The participants in the study were denied treatment and actively restrained from obtaining medicine to combat the disease, a practice that characterized the medical profession at the time. It was Fred Gray who, as attorney for these men in the 1970s, raised the moral and ethical concerns that had previously been ignored. Gray eventually persuaded President Bill Clinton in 1997 to make an official apology to the participants of the study and pledge to strengthen bioethics programs across the country.
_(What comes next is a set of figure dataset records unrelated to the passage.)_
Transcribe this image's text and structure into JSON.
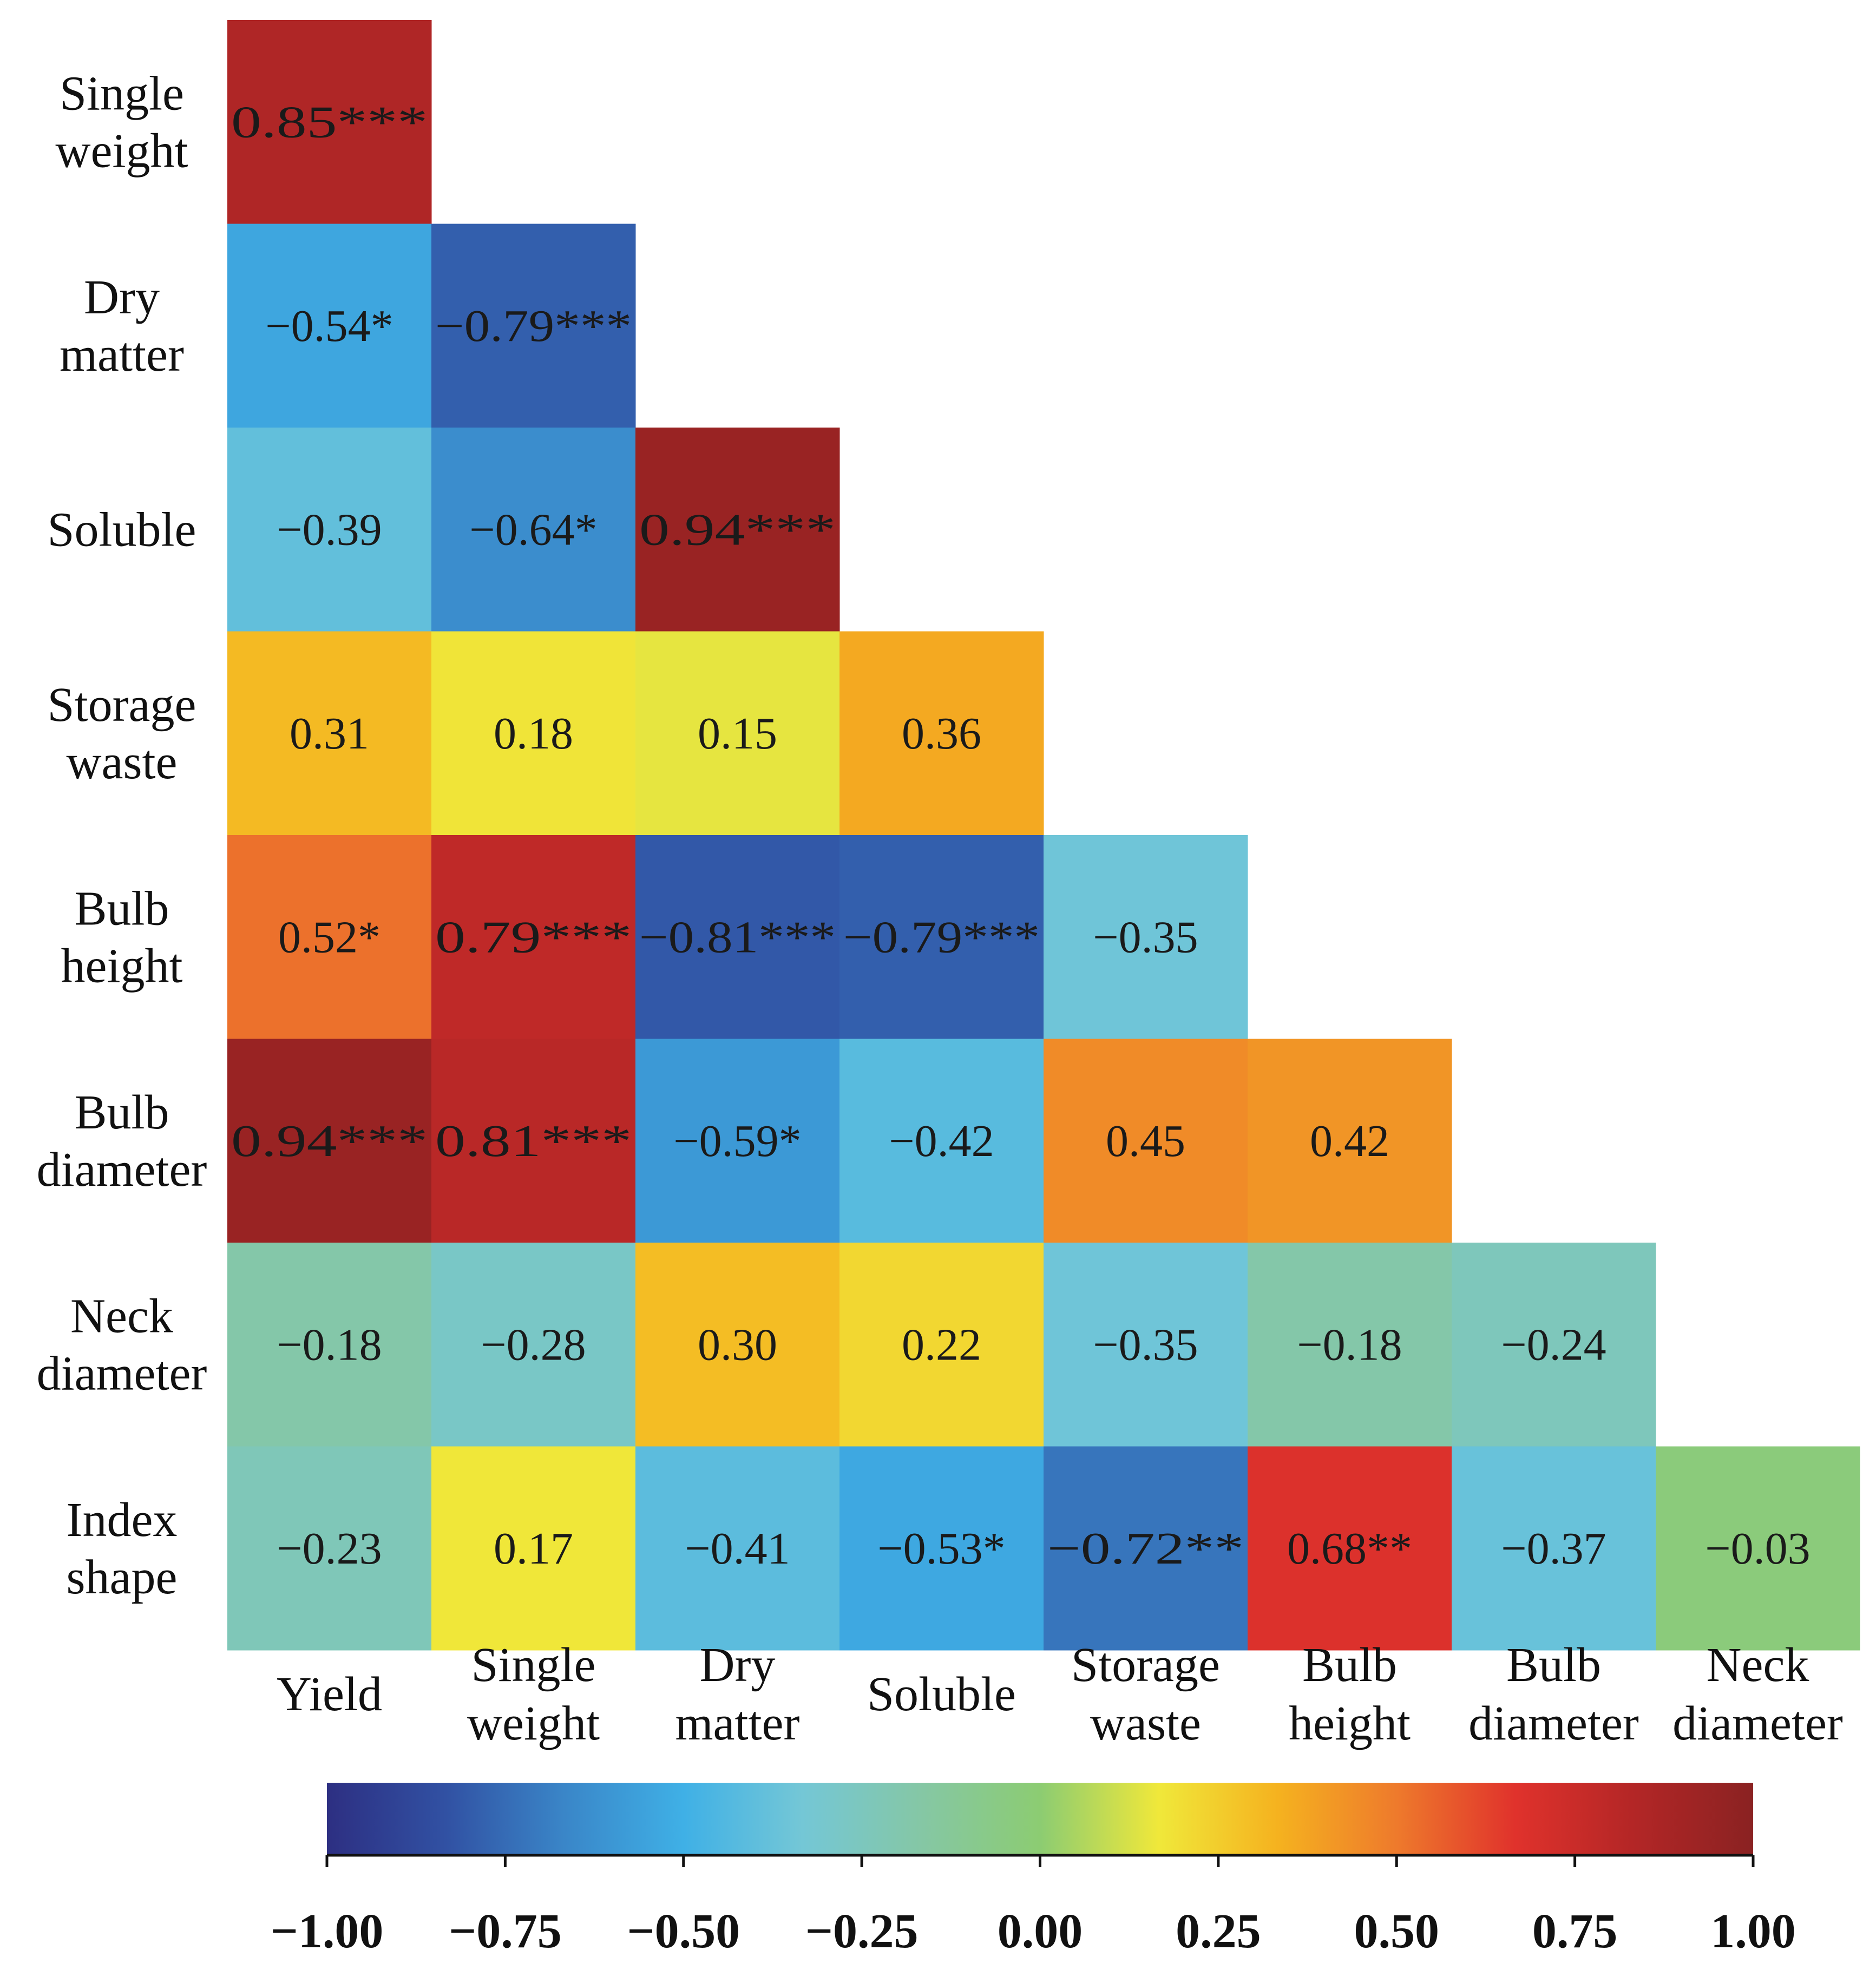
{
  "chart_data": {
    "type": "heatmap",
    "title": "",
    "row_labels": [
      [
        "Single",
        "weight"
      ],
      [
        "Dry",
        "matter"
      ],
      [
        "Soluble"
      ],
      [
        "Storage",
        "waste"
      ],
      [
        "Bulb",
        "height"
      ],
      [
        "Bulb",
        "diameter"
      ],
      [
        "Neck",
        "diameter"
      ],
      [
        "Index",
        "shape"
      ]
    ],
    "col_labels": [
      [
        "Yield"
      ],
      [
        "Single",
        "weight"
      ],
      [
        "Dry",
        "matter"
      ],
      [
        "Soluble"
      ],
      [
        "Storage",
        "waste"
      ],
      [
        "Bulb",
        "height"
      ],
      [
        "Bulb",
        "diameter"
      ],
      [
        "Neck",
        "diameter"
      ]
    ],
    "cells": [
      [
        {
          "v": 0.85,
          "t": "0.85***"
        }
      ],
      [
        {
          "v": -0.54,
          "t": "−0.54*"
        },
        {
          "v": -0.79,
          "t": "−0.79***"
        }
      ],
      [
        {
          "v": -0.39,
          "t": "−0.39"
        },
        {
          "v": -0.64,
          "t": "−0.64*"
        },
        {
          "v": 0.94,
          "t": "0.94***"
        }
      ],
      [
        {
          "v": 0.31,
          "t": "0.31"
        },
        {
          "v": 0.18,
          "t": "0.18"
        },
        {
          "v": 0.15,
          "t": "0.15"
        },
        {
          "v": 0.36,
          "t": "0.36"
        }
      ],
      [
        {
          "v": 0.52,
          "t": "0.52*"
        },
        {
          "v": 0.79,
          "t": "0.79***"
        },
        {
          "v": -0.81,
          "t": "−0.81***"
        },
        {
          "v": -0.79,
          "t": "−0.79***"
        },
        {
          "v": -0.35,
          "t": "−0.35"
        }
      ],
      [
        {
          "v": 0.94,
          "t": "0.94***"
        },
        {
          "v": 0.81,
          "t": "0.81***"
        },
        {
          "v": -0.59,
          "t": "−0.59*"
        },
        {
          "v": -0.42,
          "t": "−0.42"
        },
        {
          "v": 0.45,
          "t": "0.45"
        },
        {
          "v": 0.42,
          "t": "0.42"
        }
      ],
      [
        {
          "v": -0.18,
          "t": "−0.18"
        },
        {
          "v": -0.28,
          "t": "−0.28"
        },
        {
          "v": 0.3,
          "t": "0.30"
        },
        {
          "v": 0.22,
          "t": "0.22"
        },
        {
          "v": -0.35,
          "t": "−0.35"
        },
        {
          "v": -0.18,
          "t": "−0.18"
        },
        {
          "v": -0.24,
          "t": "−0.24"
        }
      ],
      [
        {
          "v": -0.23,
          "t": "−0.23"
        },
        {
          "v": 0.17,
          "t": "0.17"
        },
        {
          "v": -0.41,
          "t": "−0.41"
        },
        {
          "v": -0.53,
          "t": "−0.53*"
        },
        {
          "v": -0.72,
          "t": "−0.72**"
        },
        {
          "v": 0.68,
          "t": "0.68**"
        },
        {
          "v": -0.37,
          "t": "−0.37"
        },
        {
          "v": -0.03,
          "t": "−0.03"
        }
      ]
    ],
    "colorbar": {
      "range": [
        -1.0,
        1.0
      ],
      "ticks": [
        "−1.00",
        "−0.75",
        "−0.50",
        "−0.25",
        "0.00",
        "0.25",
        "0.50",
        "0.75",
        "1.00"
      ],
      "colors": [
        "#2d2f82",
        "#3151a3",
        "#3a86c8",
        "#3fb0e6",
        "#74c7d6",
        "#85c7a5",
        "#8ccc72",
        "#f0e83a",
        "#f5b21f",
        "#ee7a2c",
        "#e0322c",
        "#b32626",
        "#8a2222"
      ]
    }
  }
}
It was a wake-up call that triggered a wave of new legislation to protect patients and thrust bioethics into the national spotlight.
The Tuskegee Study has come to represent the potential for exploitation of any population that may be vulnerable because of race, ethnicity, gender, disability, age or social class. Healthcare professionals who care for an increasingly diverse nation have come to understand the study’s lasting implications for patients by developing new attitudes toward patient safety and empowerment, and informed consent.
Gray is the author of two books, Bus Ride to Justice and The Tuskegee Syphilis Study: The Real Story and Beyond. He also co-authored, The Children Coming On: A Retrospective of the Montgomery Bus Boycott.